Originally posted on


A scholarship program for low-income Montana students  

Children in Montana have been stripped of their right to participate in a modest scholarship program simply because they attend religious schools.

In 2015 the state legislature passed the Montana Tax Credit Scholarship Program, which allows Montanans a tax credit for $150 of their contributions to a privately-run scholarship program. However, the Montana Department of Revenue refused to implement the program citing the state’s Blaine Amendment, an archaic anti-religious law that forbids tax credits going to schools owned or operated by a “church, sect, or denomination.”

Treating religious school students as second-class citizens 

The Department then created its own rule that limits the use of scholarship funds to children that attend non-religious private schools, leaving religious schools out in the cold. By denying religious schools the ability to participate in a widely available public program, the Montana Department of Revenue stands in defiance of the Supreme Court’s June 2017 decision in Trinity Lutheran v. Comer that ruled religious groups cannot be barred from participation in widely available public programs simply because they are religious.

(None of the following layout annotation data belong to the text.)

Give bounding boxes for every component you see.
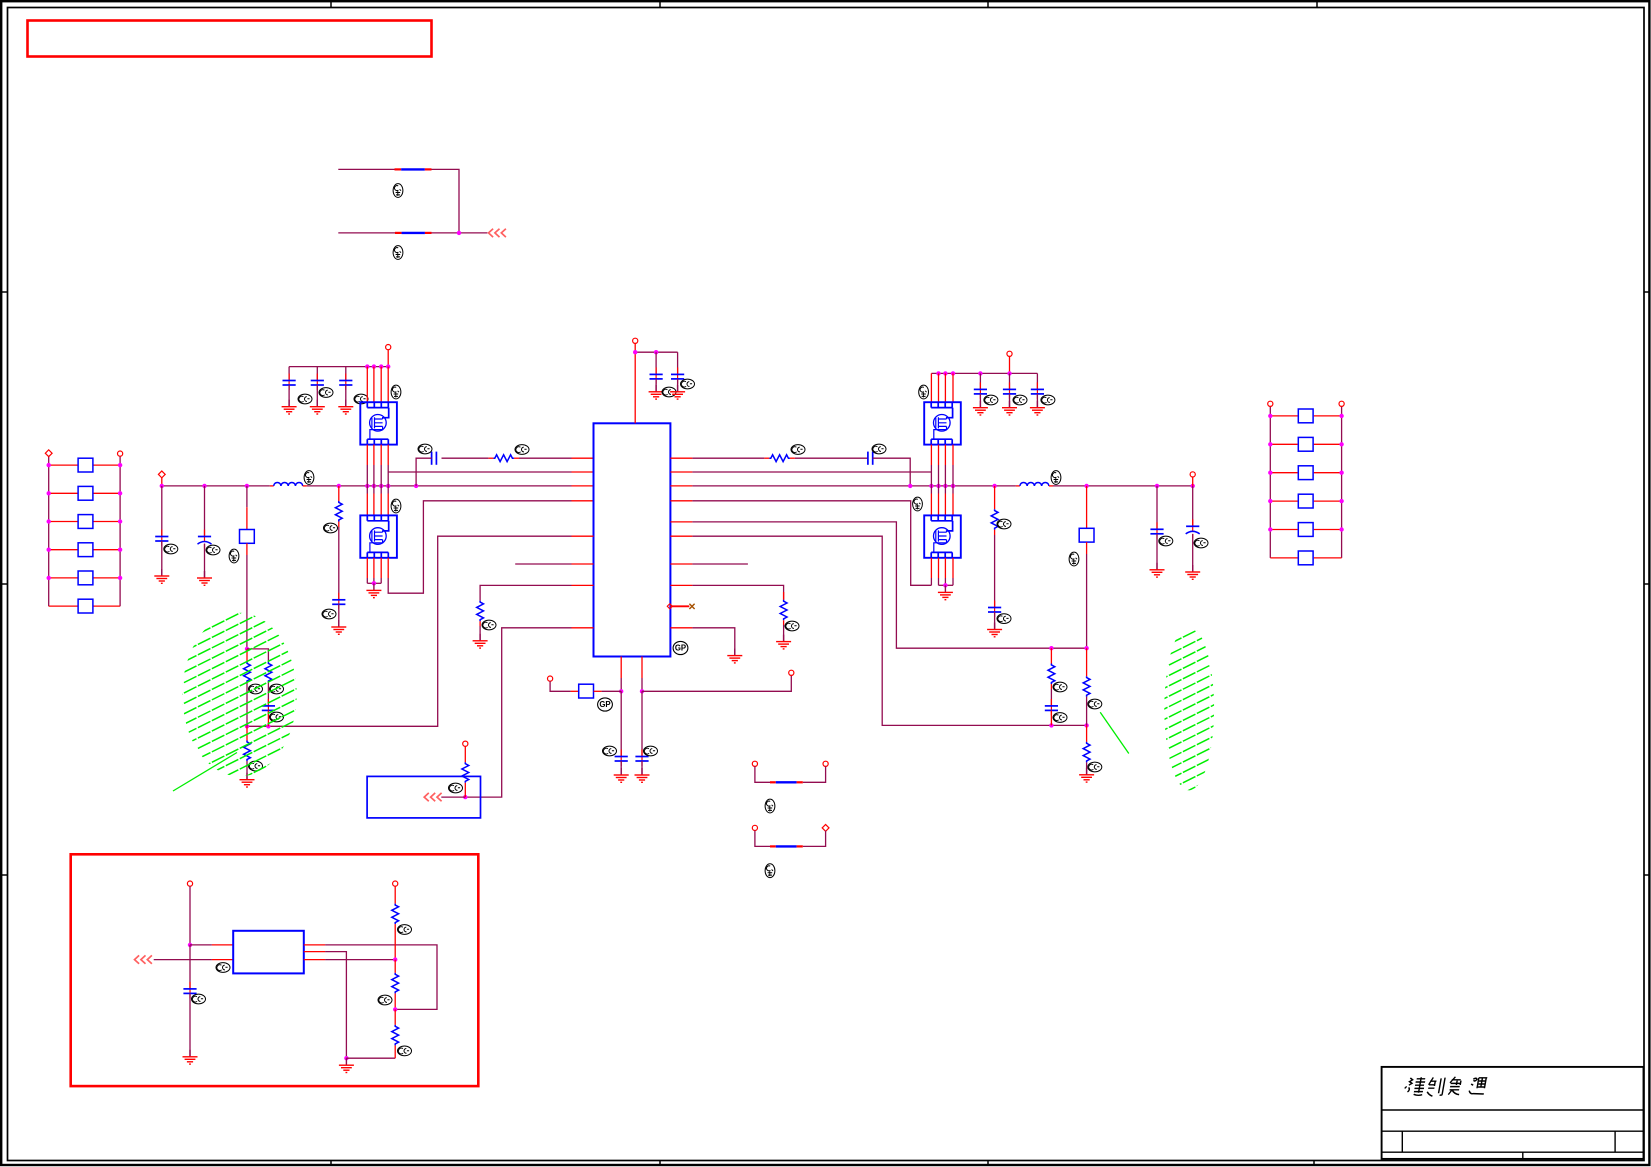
label C7 [1053, 713, 1067, 723]
title block outer box [1382, 1067, 1644, 1159]
wire IC y500.8 phase to Q4 source [692, 501, 931, 586]
wire net top bead circuit upper [338, 168, 394, 170]
capacitor C23 gate rail left [345, 367, 347, 381]
resistor R8 [462, 762, 469, 783]
jumper bracket 2 terminal circle [752, 825, 757, 830]
wire R12 to C14 [442, 457, 489, 459]
title block divider B [1614, 1131, 1616, 1152]
label R5 [1088, 762, 1102, 772]
label Q2 [391, 499, 401, 513]
left ladder junction dots row 5 [47, 576, 51, 580]
highlight ellipse left (green hatch) [170, 422, 310, 856]
label Q4 [913, 497, 923, 511]
wire Q1 pin4 to IC pin (y472) [388, 471, 571, 473]
label FB2 [393, 246, 403, 260]
wire IC y536.2 down-right net [692, 536, 1086, 725]
pin stub IC left y536.2 [572, 535, 594, 537]
wires Q1 bottom to Q2 top verticals [366, 445, 368, 465]
wire R16 to ground node [394, 1045, 396, 1058]
terminal circle VCC above IC [633, 338, 638, 343]
wire IC left y627.8 to off-page [465, 628, 571, 797]
ground C21 [282, 400, 297, 414]
frame zone tick top 2 [659, 1, 661, 7]
wire C8 to net [267, 710, 269, 726]
terminal circle sense left [548, 676, 553, 681]
label R8 [449, 783, 463, 793]
left ladder junction dots row 1 [47, 463, 51, 467]
wire C3 to right bus junction [873, 458, 911, 486]
off-page connector chevrons bottom-left [424, 793, 441, 801]
frame zone tick left 2 [1, 583, 7, 585]
label R3 [1053, 682, 1067, 692]
right ladder row 5 wire [1270, 529, 1297, 531]
label R10 [270, 684, 284, 694]
label FB3 [765, 799, 775, 813]
junction top bead circuit [457, 231, 461, 235]
wire terminal to R8 [464, 746, 466, 762]
ground tie bar Q4 [939, 584, 954, 586]
terminal circle gate-driver rail right [1007, 351, 1012, 356]
off-page group box (blue) [367, 776, 480, 818]
wire VIN down [189, 886, 191, 945]
terminal circle sense right [789, 670, 794, 675]
ground Q2 [366, 583, 381, 597]
left ladder junction dots row 2 [47, 491, 51, 495]
wire F1 down to divider [246, 555, 248, 649]
label C1 [662, 387, 676, 397]
ground pin y627.8 [727, 649, 742, 663]
wire right bus segment 1 [692, 485, 1016, 487]
wire pin1 to C9 [620, 691, 622, 756]
junction divider 2 [393, 1007, 397, 1011]
frame zone tick right 2 [1644, 583, 1650, 585]
resistor R14 [392, 904, 399, 925]
capacitor C8 [267, 699, 269, 710]
pin stub IC right y458 [670, 457, 692, 459]
wires Q2 bottom pins to ground tie [366, 558, 368, 578]
right ladder component box 3 [1298, 466, 1313, 480]
wire terminal to VCC node [634, 343, 636, 352]
label R12 [515, 445, 529, 455]
wire Q4 source pin1 down to phase [930, 558, 932, 578]
terminal circle VIN regulator [187, 881, 192, 886]
resistor R13 divider to ground [246, 726, 248, 740]
pin stub IC right y564 dangling [670, 563, 692, 565]
resistor R1 series right [764, 457, 769, 459]
label C14 [418, 444, 432, 454]
wire IC left y585.4 to R7 [480, 585, 571, 600]
ground Q4 [938, 585, 953, 599]
wire R5 to ground [1086, 762, 1088, 774]
left ladder row 3 wire [49, 521, 78, 523]
junction divider mid [393, 957, 397, 961]
inductor L2 right bus [1016, 485, 1020, 487]
pin stub IC right y521.9 [670, 521, 692, 523]
resistor R7 to ground [477, 601, 484, 622]
right ladder rail A [1269, 404, 1271, 558]
pin stub IC right y500.8 [670, 500, 692, 502]
wire terminal to left bus [161, 477, 163, 486]
wire Q1 pin4 vertical and gate branch to IC [387, 445, 389, 465]
label R16 [398, 1046, 412, 1056]
label FB1 [393, 184, 403, 198]
right ladder row 6 wire [1270, 557, 1297, 559]
left ladder component box 4 [78, 543, 93, 557]
label C12 [206, 545, 220, 555]
junction dots gate rail right [936, 371, 940, 375]
off-page connector chevrons top [489, 229, 506, 237]
inductor L1 left bus [270, 485, 274, 487]
terminal circle gate-driver rail left [386, 345, 391, 350]
wire divider right branch top [247, 649, 268, 662]
wire U2 out pin2 to ground node [304, 951, 325, 953]
pin stub IC right y536.2 [670, 535, 692, 537]
wire left bus segment 1 [162, 485, 270, 487]
wire C7 to net [1050, 710, 1052, 725]
ferrite bead FB1 [395, 168, 402, 170]
terminal circle divider top [393, 881, 398, 886]
transistor Q1 upper-left MOSFET [360, 402, 397, 444]
ground C15 [183, 1050, 198, 1064]
label GP below F3 [598, 698, 613, 711]
right ladder junction dots row 1 [1268, 414, 1272, 418]
frame zone tick left 1 [1, 291, 7, 293]
wires rail to Q1 top pins [366, 367, 368, 403]
left ladder row 1 wire [49, 464, 78, 466]
pin stub IC left y627.8 [572, 627, 594, 629]
wire C14 to left bus junction [416, 458, 432, 486]
IC bottom pin 2 wire [641, 657, 643, 679]
resistor R10 divider right branch [265, 662, 272, 683]
right ladder component box 4 [1298, 494, 1313, 508]
svg-text:GP: GP [599, 700, 610, 709]
wire VIN node to C15 [189, 945, 191, 989]
title block bottom strip divider [1522, 1152, 1524, 1159]
junction dots y648 net [1049, 646, 1053, 650]
ground C4 [987, 623, 1002, 637]
IC top pin wire to VCC [634, 352, 636, 423]
resistor R5 to ground [1086, 725, 1088, 742]
wire R11 to C13 [338, 527, 340, 600]
terminal circle R8 pull-up [463, 741, 468, 746]
capacitor C31 gate rail right [979, 373, 981, 389]
wire F3 to pin1 junction [602, 690, 622, 692]
label C22 [319, 388, 333, 398]
pin stub IC right y627.8 [670, 627, 692, 629]
wire terminal to rail left [387, 350, 389, 367]
frame zone tick right 1 [1644, 291, 1650, 293]
transistor Q4 lower-right MOSFET [924, 515, 961, 557]
fuse/bead F2 right bus branch [1086, 486, 1088, 528]
capacitor C5 right bus [1156, 486, 1158, 529]
right ladder component box 5 [1298, 523, 1313, 537]
label GP inside IC bottom-right [673, 641, 688, 654]
wire IC to R12 [519, 457, 572, 459]
ground C31 [973, 401, 988, 415]
fuse/bead F3 [571, 690, 579, 692]
junction dots VCC node [633, 350, 637, 354]
label R4 [1088, 699, 1102, 709]
left ladder rail A [48, 453, 50, 606]
frame zone tick top 1 [330, 1, 332, 7]
frame zone tick left 3 [1, 874, 7, 876]
ground R7 [473, 634, 488, 648]
resistor R6 to ground [783, 592, 785, 600]
wire left bus segment 2 [307, 485, 572, 487]
wire IC y472 to Q3 vertical [692, 471, 931, 473]
highlight ellipse right (green hatch) [1155, 543, 1225, 838]
junction IC bottom pin1 [619, 689, 623, 693]
capacitor C4 [994, 601, 996, 612]
title block line 2 [1382, 1130, 1644, 1132]
frame zone tick top 4 [1316, 1, 1318, 7]
wire R14 to mid junction [394, 924, 396, 960]
label C6 [1194, 538, 1208, 548]
capacitor C10 [641, 750, 643, 761]
label C15 [192, 994, 206, 1004]
ground C23 [338, 400, 353, 414]
label C9 [603, 746, 617, 756]
capacitor C3 series right [867, 452, 869, 465]
left ladder row 6 wire [49, 605, 78, 607]
junction ground node U2 [344, 1056, 348, 1060]
capacitor C12 left bus polarized [204, 486, 206, 537]
junction dots gate rail left [365, 364, 369, 368]
junction VIN node [188, 943, 192, 947]
terminal circle right bus VCC [1190, 472, 1195, 477]
left ladder component box 2 [78, 486, 93, 500]
label Q3 [919, 385, 929, 399]
ground C33 [1030, 401, 1045, 415]
capacitor C1 VCC [655, 352, 657, 374]
ground C1 [649, 385, 664, 399]
wire IC y521.9 down-right net [692, 522, 1086, 648]
wire R7 to ground [479, 626, 481, 641]
label R9 [249, 684, 263, 694]
terminal circle right ladder rail B [1339, 401, 1344, 406]
ground C32 [1002, 401, 1017, 415]
pin stub IC left y585.4 [572, 584, 594, 586]
junction IC bottom pin2 [640, 689, 644, 693]
junction dots right bus [908, 484, 912, 488]
green pointer line left [173, 753, 237, 792]
label R7 [482, 620, 496, 630]
capacitor C22 gate rail left [316, 367, 318, 381]
frame zone tick bottom 1 [330, 1161, 332, 1166]
right ladder component box 6 [1298, 551, 1313, 565]
wire R2 to C4 [994, 535, 996, 608]
IC U1 main controller body [594, 423, 671, 656]
label C10 [644, 746, 658, 756]
wire gate rail left [289, 366, 388, 368]
left ladder row 5 wire [49, 577, 78, 579]
frame zone tick bottom 2 [659, 1161, 661, 1166]
terminal circle left ladder rail B [118, 451, 123, 456]
wire Q2 source pin4 S-bend to IC pin (y500.8) [387, 558, 389, 578]
resistor R3 between nets [1050, 648, 1052, 663]
wire right bus segment 2 [1053, 485, 1193, 487]
junction off-page net [463, 795, 467, 799]
resistor R12 series left [514, 457, 519, 459]
wire R8 to junction [464, 783, 466, 797]
left ladder junction dots row 3 [47, 519, 51, 523]
fuse/bead F1 left bus branch [246, 486, 248, 507]
wire chevrons to U2 pin2 [135, 955, 152, 963]
ground C10 [635, 768, 650, 782]
label R6 [785, 621, 799, 631]
ground C13 [331, 620, 346, 634]
wire U2 out pin1 to feedback top [304, 944, 325, 946]
wire IC left y536.2 long net to divider [247, 536, 572, 726]
terminal diamond left ladder rail A [45, 450, 52, 457]
pin stub IC right y585.4 [670, 584, 692, 586]
label C11 [164, 544, 178, 554]
regulator section box (red) [71, 854, 479, 1086]
junction Q2 ground tie [372, 581, 376, 585]
junction dots y726 net [266, 724, 270, 728]
capacitor C32 gate rail right [1009, 373, 1011, 389]
left ladder junction dots row 4 [47, 548, 51, 552]
right ladder junction dots row 4 [1268, 499, 1272, 503]
note box (empty red rectangle top-left) [28, 21, 432, 57]
wire gate rail right [931, 372, 1037, 374]
terminal diamond left bus VCC [158, 471, 165, 478]
label C4 [997, 614, 1011, 624]
wire R6 to ground [783, 625, 785, 642]
title block line 3 [1382, 1151, 1644, 1153]
wires Q3 bottom to Q4 top verticals [930, 445, 932, 465]
left ladder component box 3 [78, 515, 93, 529]
left ladder component box 5 [78, 571, 93, 585]
pin stub IC right bus y486 [670, 485, 692, 487]
ground C11 [154, 569, 169, 583]
wire VIN node to U2 pin1 [190, 944, 212, 946]
wire IC to R1 right [692, 457, 764, 459]
ferrite bead FB3 [770, 781, 776, 783]
wire net top bead circuit lower right [432, 232, 488, 234]
wire R10 to C8 [267, 683, 269, 706]
label R13 [249, 761, 263, 771]
green pointer line right [1100, 712, 1129, 753]
resistor R16 [394, 1009, 396, 1025]
transistor Q3 upper-right MOSFET [924, 402, 961, 444]
junction Q4 ground tie [943, 583, 947, 587]
frame zone tick bottom 3 [987, 1161, 989, 1166]
terminal circle right ladder rail A [1268, 401, 1273, 406]
wire IC y627.8 to ground [692, 628, 734, 656]
label C21 [298, 394, 312, 404]
capacitor C15 [189, 982, 191, 993]
wire U2 out pin3 to divider mid [304, 959, 325, 961]
wire net top bead circuit lower [338, 232, 395, 234]
left ladder rail B [119, 454, 121, 607]
label L1 [304, 471, 314, 485]
junction divider top [245, 647, 249, 651]
label C33 [1041, 395, 1055, 405]
title block divider A [1401, 1131, 1403, 1152]
wire terminal to rail right [1009, 356, 1011, 373]
label C13 [322, 609, 336, 619]
ground R6 [776, 635, 791, 649]
resistor R11 left bus to ground chain [338, 486, 340, 501]
frame zone tick right 3 [1644, 874, 1650, 876]
left ladder component box 6 [78, 599, 93, 613]
label R2 [997, 519, 1011, 529]
label C5 [1159, 536, 1173, 546]
ground C5 [1150, 563, 1165, 577]
capacitor C21 gate rail left [288, 367, 290, 381]
capacitor C7 [1050, 699, 1052, 710]
wire junction to chevrons [441, 796, 465, 798]
capacitor C2 VCC [677, 352, 679, 374]
pin stub IC right y472 [670, 471, 692, 473]
label FB4 [765, 864, 775, 878]
capacitor C13 [338, 593, 340, 604]
right ladder junction dots row 5 [1268, 527, 1272, 531]
ground C22 [310, 400, 325, 414]
label F2 [1069, 552, 1079, 566]
wire R15 to junction 2 [394, 993, 396, 1009]
right ladder row 4 wire [1270, 500, 1297, 502]
jumper bracket 2 wires [755, 831, 770, 847]
right ladder component box 1 [1298, 409, 1313, 423]
wire R1 to C3 [795, 457, 868, 459]
wire IC y585.4 to R6 [692, 585, 783, 599]
right ladder row 3 wire [1270, 472, 1297, 474]
wire ground node to divider bottom [346, 1057, 395, 1059]
wire F2 down [1086, 554, 1088, 648]
label Q1 [391, 385, 401, 399]
ground C2 [670, 385, 685, 399]
ferrite bead FB4 [770, 845, 776, 847]
company logo text (CJK strokes) [1403, 1077, 1487, 1096]
ground tie bar Q2 [367, 582, 381, 584]
jumper bracket 1 wires [755, 766, 770, 782]
label U2 [216, 963, 230, 973]
junction dots y725 net [1049, 723, 1053, 727]
ground R5 [1079, 768, 1094, 782]
capacitor C11 left bus [161, 486, 163, 537]
capacitor C6 right bus polarized [1192, 486, 1194, 526]
wire terminal down and right to F3 [550, 681, 571, 691]
jumper bracket 1 terminals [752, 761, 757, 766]
right ladder row 2 wire [1270, 443, 1297, 445]
frame zone tick bottom 4 [1313, 1161, 1315, 1166]
jumper bracket 2 terminal diamond [822, 825, 829, 832]
label R15 [378, 995, 392, 1005]
right ladder rail B [1341, 404, 1343, 558]
right ladder component box 2 [1298, 437, 1313, 451]
label C23 [354, 394, 368, 404]
ground U2 [339, 1058, 354, 1072]
label C32 [1013, 395, 1027, 405]
wire R13 to ground [246, 761, 248, 780]
title block line 1 [1382, 1109, 1644, 1111]
left ladder row 4 wire [49, 549, 78, 551]
ground R13 [240, 773, 255, 787]
label R1 [791, 445, 805, 455]
capacitor C33 gate rail right [1036, 373, 1038, 389]
capacitor C9 [620, 750, 622, 761]
wire pin2 junction to terminal right [642, 675, 791, 691]
pin stub IC left y458 [572, 457, 594, 459]
resistor R4 on F2 branch [1086, 648, 1088, 676]
capacitor C14 series left [431, 452, 433, 465]
wire pin2 to C10 [641, 691, 643, 756]
label C8 [270, 712, 284, 722]
ground C9 [614, 768, 629, 782]
wire R3 to C7 [1050, 689, 1052, 706]
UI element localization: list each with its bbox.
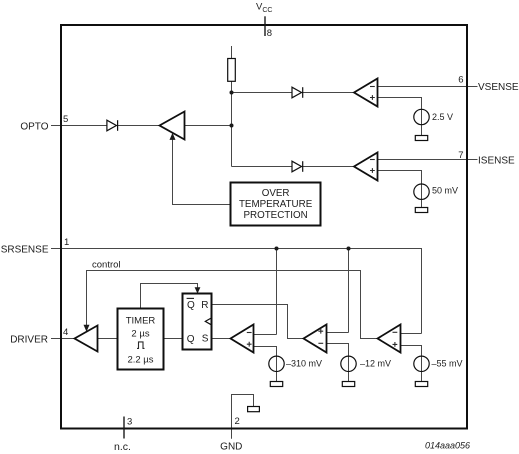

Institute for Justice, as well as Holland & Hart LLP, represent three low-income Montana mothers who would like to use the program to help send their children to religious private schools.

Becket supports equal treatment of religious schools in public programs 

In January 2018, Becket filed a  friend-of-the-court brief  at the Montana Supreme Court in support of the parents, arguing that religious organizations cannot be treated as second-class citizens when it comes to widely available public benefit programs.

Oral argument  was held on April 6, 2018 at the Montana Supreme Court, which in December 2018, ruled against the scholarship program. On March 13, 2019, the Montana parents appealed to the U.S. Supreme Court. On June 28, 2019 the Supreme Court agreed to hear the Montana mothers’ case. On September 18, 2019, Becket filed a friend-of-the-court brief arguing that the discriminatory history of the Blaine Amendments renders them unconstitutional, and that religious organizations cannot be treated as second-class citizens when it comes to widely available public benefit programs. Oral argument is expected to take place early next year.

Importance to Religious Liberty: 

  • Education: Religious schools should be able to participate in publicly available programs without discrimination, and religious school students should be able to participate in these programs on equal footing as students who attend non-religious schools.
  • Dismantling discriminatory state laws: So long as anti-religious laws from the mid-19th century called Blaine Amendments remain in the books, people of all faiths can face discrimination, simply because they choose to attend a religious school.
  • Reinforcing precedent set by Trinity Lutheran v. Pauley: In June 2017, the U.S. Supreme Court ruled 7-2 that the state of Missouri can’t prevent a religious school from participating in a publicly available program that provides shredded-tire resurfacing to make playgrounds safer for kids on equal footing with other schools.